Earlier this year, the Centers for Medicare and Medicaid Services (CMS) announced it would begin a five-year testing period of a new community-based health care program. The Accountable Health Communities (AHC) model, will examine whether or not screening Medicare and Medicaid beneficiaries for health-related social needs will improve care and lower costs. CMS hopes to study if the model can address “a critical gap between clinical care and community services in the current health care delivery system.”
AHC’s model will focus primarily on the health-related social needs of patients. The concept is based upon emerging evidence that addressing patient needs through enhanced clinical-community linkages can improve health outcomes and reduce costs. CMS believes that ignoring health-related social needs may:
- Increase the risk of developing chronic conditions
- Reduce an individual’s ability to manage these conditions
- Increase health care costs
- Lead to avoidable heath care utilization.
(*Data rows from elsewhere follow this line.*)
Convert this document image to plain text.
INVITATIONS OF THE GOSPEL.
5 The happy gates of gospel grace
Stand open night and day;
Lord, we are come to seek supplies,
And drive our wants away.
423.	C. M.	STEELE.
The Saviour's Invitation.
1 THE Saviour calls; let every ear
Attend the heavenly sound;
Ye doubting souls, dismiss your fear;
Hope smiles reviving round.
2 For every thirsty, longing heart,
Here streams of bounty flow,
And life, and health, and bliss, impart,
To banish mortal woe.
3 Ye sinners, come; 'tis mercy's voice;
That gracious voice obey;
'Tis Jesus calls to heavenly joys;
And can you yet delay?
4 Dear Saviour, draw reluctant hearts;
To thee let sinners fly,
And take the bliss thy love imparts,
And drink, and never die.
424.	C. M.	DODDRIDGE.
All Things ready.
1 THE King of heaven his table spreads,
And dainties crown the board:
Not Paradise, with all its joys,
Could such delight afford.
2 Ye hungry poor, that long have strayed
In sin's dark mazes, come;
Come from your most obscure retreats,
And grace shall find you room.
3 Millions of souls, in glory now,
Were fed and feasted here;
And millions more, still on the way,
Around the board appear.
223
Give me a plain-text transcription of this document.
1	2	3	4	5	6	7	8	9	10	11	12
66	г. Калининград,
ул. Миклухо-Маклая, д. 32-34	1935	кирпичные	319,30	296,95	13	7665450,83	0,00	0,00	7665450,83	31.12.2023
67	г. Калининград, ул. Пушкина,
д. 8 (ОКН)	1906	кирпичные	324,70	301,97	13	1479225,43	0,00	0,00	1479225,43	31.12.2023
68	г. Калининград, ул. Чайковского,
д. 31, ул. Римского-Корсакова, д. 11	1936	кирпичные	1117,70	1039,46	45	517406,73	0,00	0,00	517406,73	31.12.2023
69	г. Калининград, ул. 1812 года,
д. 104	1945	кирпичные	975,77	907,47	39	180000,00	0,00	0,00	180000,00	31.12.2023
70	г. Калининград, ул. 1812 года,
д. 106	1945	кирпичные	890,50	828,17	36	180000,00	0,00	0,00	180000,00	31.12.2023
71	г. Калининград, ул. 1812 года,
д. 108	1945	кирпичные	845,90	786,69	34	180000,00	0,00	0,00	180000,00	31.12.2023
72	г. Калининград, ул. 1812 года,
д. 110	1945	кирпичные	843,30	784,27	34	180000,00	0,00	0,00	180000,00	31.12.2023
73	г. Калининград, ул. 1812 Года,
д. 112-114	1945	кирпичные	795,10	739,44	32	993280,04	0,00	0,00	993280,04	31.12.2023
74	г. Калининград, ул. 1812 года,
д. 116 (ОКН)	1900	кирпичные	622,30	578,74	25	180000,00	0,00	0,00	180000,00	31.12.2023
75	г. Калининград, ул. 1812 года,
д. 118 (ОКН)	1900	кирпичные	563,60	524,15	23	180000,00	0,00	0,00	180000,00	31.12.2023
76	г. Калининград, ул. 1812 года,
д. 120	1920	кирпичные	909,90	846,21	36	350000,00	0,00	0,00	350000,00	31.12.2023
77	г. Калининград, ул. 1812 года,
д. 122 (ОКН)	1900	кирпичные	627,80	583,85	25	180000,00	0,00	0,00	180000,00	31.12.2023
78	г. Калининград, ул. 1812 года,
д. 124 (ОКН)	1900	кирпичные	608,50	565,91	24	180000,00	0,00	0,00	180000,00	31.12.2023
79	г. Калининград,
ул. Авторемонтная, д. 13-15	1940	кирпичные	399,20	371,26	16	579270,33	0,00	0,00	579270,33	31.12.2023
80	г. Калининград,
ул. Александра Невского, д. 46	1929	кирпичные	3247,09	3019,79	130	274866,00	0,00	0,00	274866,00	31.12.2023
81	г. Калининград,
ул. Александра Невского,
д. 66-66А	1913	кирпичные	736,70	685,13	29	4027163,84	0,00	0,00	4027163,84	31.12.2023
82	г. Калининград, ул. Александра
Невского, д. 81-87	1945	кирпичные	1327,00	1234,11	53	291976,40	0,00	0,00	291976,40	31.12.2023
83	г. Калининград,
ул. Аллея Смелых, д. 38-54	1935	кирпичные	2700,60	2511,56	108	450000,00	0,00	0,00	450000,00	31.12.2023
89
This model will try to promote clinical community collaboration through:
- Screening and referral of community-dwelling beneficiaries
- Encouragement of alignment between clinical and community services.
Over this five-year period, CMS will implement and test three approaches or a ‘three-track model.’ Each track features interventions of varying intensity that link beneficiaries with community services such as community referral, service navigation and service alignment. Along with these tracks, CMS will award 44 cooperative agreements, ranging from $1 million to $4.5 million per awardee. Each of the tracks requires the award recipient to serve as a center that is responsible for coordinating efforts in testing in a specific track.
The ultimate goal for the model is to identify and address health-related social needs in housing instability, food insecurity, utility needs, interpersonal violence, and transportation needs. CMS intends to test the impact on total cost of care through this evaluation using the model.